In a paper co-authored with new Penn Law faculty member Michael S. Knoll entitled "Corporate Law, Corporate Finance and Finance Theory," forthcoming in the Southern California Law Review in 2000, the authors argue how a single concept is useful in both understanding much of the business law curriculum and in conducting scholarly research. This unifying concept is the Modigliani-Miller Theorem of Capital Structure Irrelevancy (M&M). Huang explains, "The Modigliani Theorem states that the value of a firm won't change under certain assumptions no matter how you finance it - by debt or equity." He uses the welcome analogy of a pizza pie: "no matter how many slices you cut it into, it will still equal one pizza."

Huang's paper, "Derivatives, Fear and Hope," analyzes how fear and hope affect investor behavior in derivative markets. As he puts it, "Many financial practitioners react with fear and hope to bad and good financial news as well as believe that others also do. An improved understanding of derivative market psychology, in turn, forms the basis for public policy prescriptions about derivatives and their regulation."

Huang's new passion concerns using the options perspective in teaching corporate law. He references the 1990 Nobel Prize in Economics awardee Merton H. Miller who, until his death in June, was a professor of finance at the University of Chicago Business School. Miller suggested that options are the way of the future in corporate financing. Huang enters the dialogue with an article forthcoming in the University of Georgia Law Review "Teaching Corporate Law From an Options Perspective."

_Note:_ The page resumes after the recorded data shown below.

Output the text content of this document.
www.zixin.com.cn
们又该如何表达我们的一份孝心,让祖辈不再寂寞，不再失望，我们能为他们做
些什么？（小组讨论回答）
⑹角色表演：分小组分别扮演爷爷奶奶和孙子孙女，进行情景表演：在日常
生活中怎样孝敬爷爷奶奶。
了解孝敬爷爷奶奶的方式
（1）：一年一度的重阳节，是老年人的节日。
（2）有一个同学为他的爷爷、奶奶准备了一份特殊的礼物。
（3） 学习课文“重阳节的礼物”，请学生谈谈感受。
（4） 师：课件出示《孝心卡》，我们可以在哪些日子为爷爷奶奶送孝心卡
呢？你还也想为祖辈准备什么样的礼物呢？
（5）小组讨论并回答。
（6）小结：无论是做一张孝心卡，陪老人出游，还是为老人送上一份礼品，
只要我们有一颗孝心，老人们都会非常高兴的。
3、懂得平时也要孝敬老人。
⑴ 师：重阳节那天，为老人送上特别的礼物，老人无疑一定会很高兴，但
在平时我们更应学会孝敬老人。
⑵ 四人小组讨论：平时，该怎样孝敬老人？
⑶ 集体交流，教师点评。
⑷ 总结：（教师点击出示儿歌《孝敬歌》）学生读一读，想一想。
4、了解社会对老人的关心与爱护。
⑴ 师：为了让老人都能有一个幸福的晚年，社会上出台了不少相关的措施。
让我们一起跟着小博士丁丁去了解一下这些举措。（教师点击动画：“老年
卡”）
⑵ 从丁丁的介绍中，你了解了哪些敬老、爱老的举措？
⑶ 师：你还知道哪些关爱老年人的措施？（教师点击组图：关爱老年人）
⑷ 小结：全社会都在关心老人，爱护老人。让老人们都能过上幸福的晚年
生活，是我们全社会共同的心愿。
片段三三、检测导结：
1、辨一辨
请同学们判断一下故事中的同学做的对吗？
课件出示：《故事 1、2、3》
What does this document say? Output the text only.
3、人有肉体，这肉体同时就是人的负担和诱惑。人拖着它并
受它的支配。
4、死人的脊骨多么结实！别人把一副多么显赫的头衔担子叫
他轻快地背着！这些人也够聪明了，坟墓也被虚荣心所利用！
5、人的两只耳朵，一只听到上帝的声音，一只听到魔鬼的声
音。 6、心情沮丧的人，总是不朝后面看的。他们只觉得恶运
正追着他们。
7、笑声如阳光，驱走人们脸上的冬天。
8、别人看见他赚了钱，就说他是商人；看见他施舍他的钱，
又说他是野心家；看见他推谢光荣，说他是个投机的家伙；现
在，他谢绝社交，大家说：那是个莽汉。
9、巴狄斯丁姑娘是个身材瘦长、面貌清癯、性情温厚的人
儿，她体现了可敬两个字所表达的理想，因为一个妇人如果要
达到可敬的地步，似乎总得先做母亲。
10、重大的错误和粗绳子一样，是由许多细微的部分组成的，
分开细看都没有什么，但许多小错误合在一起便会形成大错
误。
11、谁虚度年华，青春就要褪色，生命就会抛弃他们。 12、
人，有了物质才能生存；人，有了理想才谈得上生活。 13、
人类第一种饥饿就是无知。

He proposes introducing the options perspective in the basic corporate law course and states several benefits to doing this: first, defining stock options highlights the differences between the capital gain or loss from owning stock and other aspects of stock ownership, such as receiving dividends and having voting rights. Second, graphing stock option payoffs leads naturally into a discussion of the zero-sum nature of trading in options and financial engineering via the vertical addition of such graphs. Third, viewing debt and equity as options on corporate assets illustrates the conflict of incentives between bondholders and shareholders. Fourth, the options perspective demonstrates how paying managers in stock and/or stock options can reduce the conflict of interests between managers and shareholders. And, finally, introducing the notion of real options as opposed to financial options contrasts traditional expected values of corporate projects or mergers with their real option values.